Разумеется, мы продолжим нашу работу по изучению растений и хотим запустить дальнейшую инвентаризацию растений в Прибайкальском национальном парке, запустить экопросветительский проект, чтобы люди понимали, какие уникальные виды их окружают. В приоритете также поддержка проекта «Национальные парки без мусора».
— Есть что-то, что не получилось в 2024 году в работе фонда и о чем вы жалеете?
— Абсолютно все никогда не получается, по крайней мере в том виде, в каком ты задумываешь что-то на этапе идеи. Но это скорее о вызовах, чем о «разочарованиях», я, наверное, поспешила с громким словом. У нас в 2024 году получилось гораздо больше, чем мы рассчитывали, я не буду врать — год был очень продуктивный. Не получилось, возможно, только поменять оптику, через которую на нас смотрят корпоративные партнеры. Но речь ведь о масштабной задаче, едва ли она решится за год. Я объясню. В 2024 году мы взяли на себя просветительскую функцию в сфере законодательства, запустив «Регуляторный дайджест». Для наших сторонников мы на регулярной основе в соцсетях рассказывали об изменениях в законах, помогали настроить навигацию по нормативным документам. Эта работа продолжится и в нынешнем году, потому что мы считаем полезным не только рассказывать о наших полевых новостях, но и помогать. Но эта работа не финансируется со стороны корпоративных партнеров — мы можем ее развивать только за счет взносов попечительского совета и частных пожертвований, так как это интеллектуальный труд.

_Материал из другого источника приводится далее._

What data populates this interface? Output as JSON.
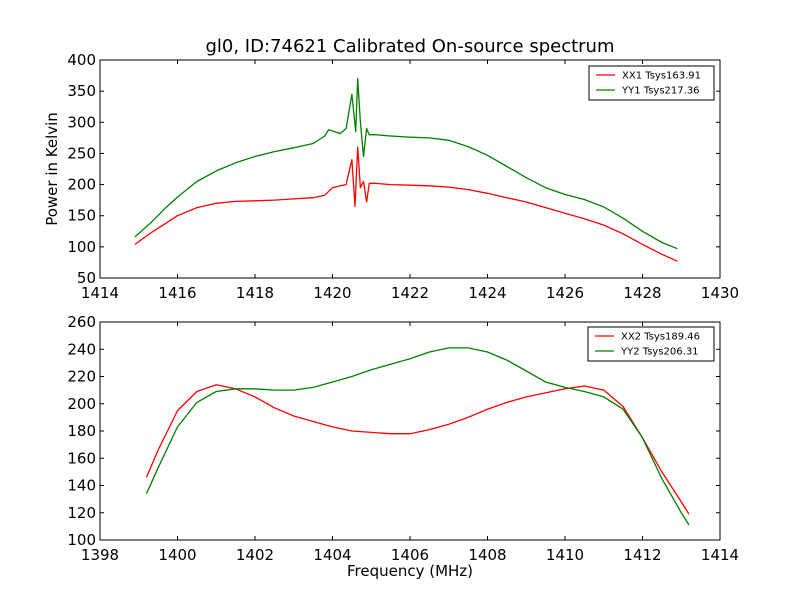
{
  "figure": {
    "title": "gl0, ID:74621 Calibrated On-source spectrum",
    "xlabel": "Frequency (MHz)",
    "ylabel": "Power in Kelvin"
  },
  "chart_data": [
    {
      "type": "line",
      "title": "gl0, ID:74621 Calibrated On-source spectrum",
      "xlabel": "",
      "ylabel": "Power in Kelvin",
      "xlim": [
        1414,
        1430
      ],
      "ylim": [
        50,
        400
      ],
      "xticks": [
        1414,
        1416,
        1418,
        1420,
        1422,
        1424,
        1426,
        1428,
        1430
      ],
      "yticks": [
        50,
        100,
        150,
        200,
        250,
        300,
        350,
        400
      ],
      "grid": false,
      "legend_position": "top-right",
      "series": [
        {
          "name": "XX1 Tsys163.91",
          "color": "#ff0000",
          "x": [
            1414.9,
            1415.3,
            1415.7,
            1416.0,
            1416.5,
            1417.0,
            1417.5,
            1418.0,
            1418.5,
            1419.0,
            1419.5,
            1419.8,
            1420.0,
            1420.2,
            1420.35,
            1420.5,
            1420.58,
            1420.65,
            1420.72,
            1420.8,
            1420.88,
            1420.95,
            1421.1,
            1421.5,
            1422.0,
            1422.5,
            1423.0,
            1423.5,
            1424.0,
            1424.5,
            1425.0,
            1425.5,
            1426.0,
            1426.5,
            1427.0,
            1427.5,
            1428.0,
            1428.5,
            1428.9
          ],
          "y": [
            104,
            122,
            138,
            150,
            163,
            170,
            173,
            174,
            175,
            177,
            179,
            183,
            195,
            198,
            200,
            240,
            165,
            260,
            195,
            205,
            172,
            202,
            202,
            200,
            199,
            198,
            196,
            192,
            186,
            179,
            172,
            163,
            154,
            145,
            135,
            121,
            104,
            88,
            77
          ]
        },
        {
          "name": "YY1 Tsys217.36",
          "color": "#008000",
          "x": [
            1414.9,
            1415.3,
            1415.7,
            1416.0,
            1416.5,
            1417.0,
            1417.5,
            1418.0,
            1418.5,
            1419.0,
            1419.5,
            1419.8,
            1419.9,
            1420.0,
            1420.2,
            1420.35,
            1420.5,
            1420.6,
            1420.65,
            1420.72,
            1420.8,
            1420.88,
            1420.95,
            1421.1,
            1421.5,
            1422.0,
            1422.5,
            1423.0,
            1423.5,
            1424.0,
            1424.5,
            1425.0,
            1425.5,
            1426.0,
            1426.5,
            1427.0,
            1427.5,
            1428.0,
            1428.5,
            1428.9
          ],
          "y": [
            116,
            138,
            163,
            180,
            205,
            222,
            235,
            245,
            253,
            259,
            266,
            278,
            288,
            286,
            282,
            290,
            345,
            285,
            370,
            300,
            245,
            290,
            280,
            280,
            278,
            276,
            275,
            271,
            261,
            247,
            229,
            211,
            195,
            184,
            176,
            164,
            146,
            125,
            107,
            97
          ]
        }
      ]
    },
    {
      "type": "line",
      "title": "",
      "xlabel": "Frequency (MHz)",
      "ylabel": "",
      "xlim": [
        1398,
        1414
      ],
      "ylim": [
        100,
        260
      ],
      "xticks": [
        1398,
        1400,
        1402,
        1404,
        1406,
        1408,
        1410,
        1412,
        1414
      ],
      "yticks": [
        100,
        120,
        140,
        160,
        180,
        200,
        220,
        240,
        260
      ],
      "grid": false,
      "legend_position": "top-right",
      "series": [
        {
          "name": "XX2 Tsys189.46",
          "color": "#ff0000",
          "x": [
            1399.2,
            1399.5,
            1400.0,
            1400.5,
            1401.0,
            1401.5,
            1402.0,
            1402.5,
            1403.0,
            1403.5,
            1404.0,
            1404.5,
            1405.0,
            1405.5,
            1406.0,
            1406.5,
            1407.0,
            1407.5,
            1408.0,
            1408.5,
            1409.0,
            1409.5,
            1410.0,
            1410.5,
            1411.0,
            1411.5,
            1412.0,
            1412.5,
            1413.0,
            1413.2
          ],
          "y": [
            146,
            166,
            195,
            209,
            214,
            211,
            205,
            197,
            191,
            187,
            183,
            180,
            179,
            178,
            178,
            181,
            185,
            190,
            196,
            201,
            205,
            208,
            211,
            213,
            210,
            198,
            175,
            150,
            128,
            119
          ]
        },
        {
          "name": "YY2 Tsys206.31",
          "color": "#008000",
          "x": [
            1399.2,
            1399.5,
            1400.0,
            1400.5,
            1401.0,
            1401.5,
            1402.0,
            1402.5,
            1403.0,
            1403.5,
            1404.0,
            1404.5,
            1405.0,
            1405.5,
            1406.0,
            1406.5,
            1407.0,
            1407.5,
            1408.0,
            1408.5,
            1409.0,
            1409.5,
            1410.0,
            1410.5,
            1411.0,
            1411.5,
            1412.0,
            1412.5,
            1413.0,
            1413.2
          ],
          "y": [
            134,
            153,
            183,
            201,
            209,
            211,
            211,
            210,
            210,
            212,
            216,
            220,
            225,
            229,
            233,
            238,
            241,
            241,
            238,
            232,
            224,
            216,
            212,
            209,
            205,
            196,
            175,
            145,
            120,
            111
          ]
        }
      ]
    }
  ]
}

То есть полевые проекты всегда легко измеримы в качественных и количественных результатах, они более востребованы среди партнеров, более понятны широкой аудитории. Но что касается аналитической работы, в том числе законопроектов или социальных последствий,— это часто остается за рамками публичной кампании и требует большого интеллектуального ресурса, а значит, и поддержки этого ресурса. Преодолели ли мы эту сложность в 2024 году? Нет, нам это только предстоит.